Naturalização da violência no trabalho contra a mulher é obstáculo no combate ao assédio

28 de junho, 2021

Maioria das mulheres já sofreu algum tipo de violência ou assédio no trabalho, mas demoram a perceber a situação

(Jornal da USP | 28/06/2021 | Por Robert Siqueira | Acesse a matéria no site de origem)

Dois casos de assédio chamaram a atenção no mundo do futebol nas últimas semanas. Rogério Caboclo, presidente da Confederação Brasileira de Futebol (CBF), foi acusado de assédio moral e sexual por uma funcionária da entidade. Dias depois, Caboclo foi afastado do cargo. Já o atacante Neymar, da Seleção Brasileira e do Paris Saint-Germain, da França, foi acusado de assédio sexual por uma funcionária de uma empresa de material esportivo, que patrocinava o jogador. O caso está sendo investigado.

Os casos ganharam grande repercussão na mídia, mas são apenas a ponta do iceberg, já que a maior quantidade dos casos sequer é denunciada. Para se ter ideia, um levantamento feito pelo Instituto Patrícia Galvão, organização feminista de referência na defesa às mulheres no Brasil, revelou que 76% das mulheres já sofreram violência ou assédio no trabalho.

Violência no trabalho

A palavra assédio, seja moral ou sexual, traz a ideia de que existe uma relação de poder do assediador sobre a vítima. Mas é preciso entender cada caso e suas diferenças, como explica a terapeuta ocupacional Maria Paula Panúncio, professora e presidente da Comissão de Direitos Humanos (CDH) da Faculdade de Medicina de Ribeirão Preto (FMRP) da USP.

O assédio moral se configura com gestos, palavras e comportamentos que expõem uma pessoa a circunstâncias humilhantes e constrangedoras, e que podem ser ofensivas à personalidade, dignidade e integridade física ou psíquica, com o objetivo de excluir a pessoa das suas funções, desqualificar ou prejudicar o trabalho. “Esses atos, para serem considerados como assédio, têm que ser frequentes, repetidos e intencionais”, destaca Maria Paula.

Já o assédio sexual se caracteriza por palavras ou atitudes que constrangem uma pessoa com a finalidade de conseguir vantagem ou favorecimento sexual. Conta a professora que esse tipo de assédio “pode ser caracterizado mesmo que praticado uma única vez e que a vítima se negue a realizar os atos sexuais”.

Apesar de o tema ser cada vez mais discutido, muitas pessoas ainda têm dificuldades em reconhecer uma situação de assédio. Segundo Maria Paula, a naturalização desse tipo de violência – já enraizada na sociedade – é um dos principais obstáculos. Brincadeiras e comentários sexistas ou de cunho sexual, assim como o tratamento rude ou grosseiro de um chefe, são exemplos de assédio moral e sexual, vistos com naturalidade no cotidiano.

Ações de conscientização

Para conscientizar e informar a comunidade sobre “algumas práticas que são naturalizadas e vistas como comuns nos ambientes de trabalho e acadêmico, mas que são práticas abusivas”, a Comissão de Direitos Humanos da Faculdade de Medicina da USP, em Ribeirão Preto, produziu a cartilha Violência interpessoal no trabalho: como identificar e combater o assédio moral e sexual.

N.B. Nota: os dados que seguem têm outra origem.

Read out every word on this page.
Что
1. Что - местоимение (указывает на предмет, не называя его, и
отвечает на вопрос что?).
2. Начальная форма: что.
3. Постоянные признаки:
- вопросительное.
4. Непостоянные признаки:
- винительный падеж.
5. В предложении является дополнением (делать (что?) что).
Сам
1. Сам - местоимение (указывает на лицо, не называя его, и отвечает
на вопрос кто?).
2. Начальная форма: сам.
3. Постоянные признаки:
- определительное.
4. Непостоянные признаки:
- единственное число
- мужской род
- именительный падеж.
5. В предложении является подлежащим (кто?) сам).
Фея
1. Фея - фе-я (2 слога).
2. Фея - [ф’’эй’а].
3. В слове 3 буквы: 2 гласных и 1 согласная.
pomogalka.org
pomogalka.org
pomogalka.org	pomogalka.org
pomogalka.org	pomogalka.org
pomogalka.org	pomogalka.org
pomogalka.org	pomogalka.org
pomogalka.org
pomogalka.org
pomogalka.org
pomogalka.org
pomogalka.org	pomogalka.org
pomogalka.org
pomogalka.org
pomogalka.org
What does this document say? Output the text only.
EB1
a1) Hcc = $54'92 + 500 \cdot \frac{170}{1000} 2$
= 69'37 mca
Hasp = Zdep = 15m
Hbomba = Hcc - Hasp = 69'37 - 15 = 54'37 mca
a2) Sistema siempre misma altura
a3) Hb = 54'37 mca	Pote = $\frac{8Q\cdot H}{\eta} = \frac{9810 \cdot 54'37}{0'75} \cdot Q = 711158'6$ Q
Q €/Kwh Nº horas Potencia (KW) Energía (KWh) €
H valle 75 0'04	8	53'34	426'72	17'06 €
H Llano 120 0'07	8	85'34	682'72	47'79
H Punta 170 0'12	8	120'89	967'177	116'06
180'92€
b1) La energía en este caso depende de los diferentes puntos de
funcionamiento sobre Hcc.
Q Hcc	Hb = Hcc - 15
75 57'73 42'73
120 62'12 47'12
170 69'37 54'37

O documento, disponível gratuitamente pela internet, deve reforçar a importância de colocar o assunto em pauta e estimular a realização de campanhas de conscientização que, segundo a professora, têm papel fundamental no combate ao assédio. Maria Paula alerta para o fato de que as pessoas que fizeram e fazem piadas de cunho sexual ou sexista, ou que tratam mal os funcionários, vão continuar repetindo suas atitudes se não forem orientadas e conscientizadas. “Essa conscientização é uma luta, e temos que praticar diariamente os mantras do respeito, dos direitos e das boas relações.”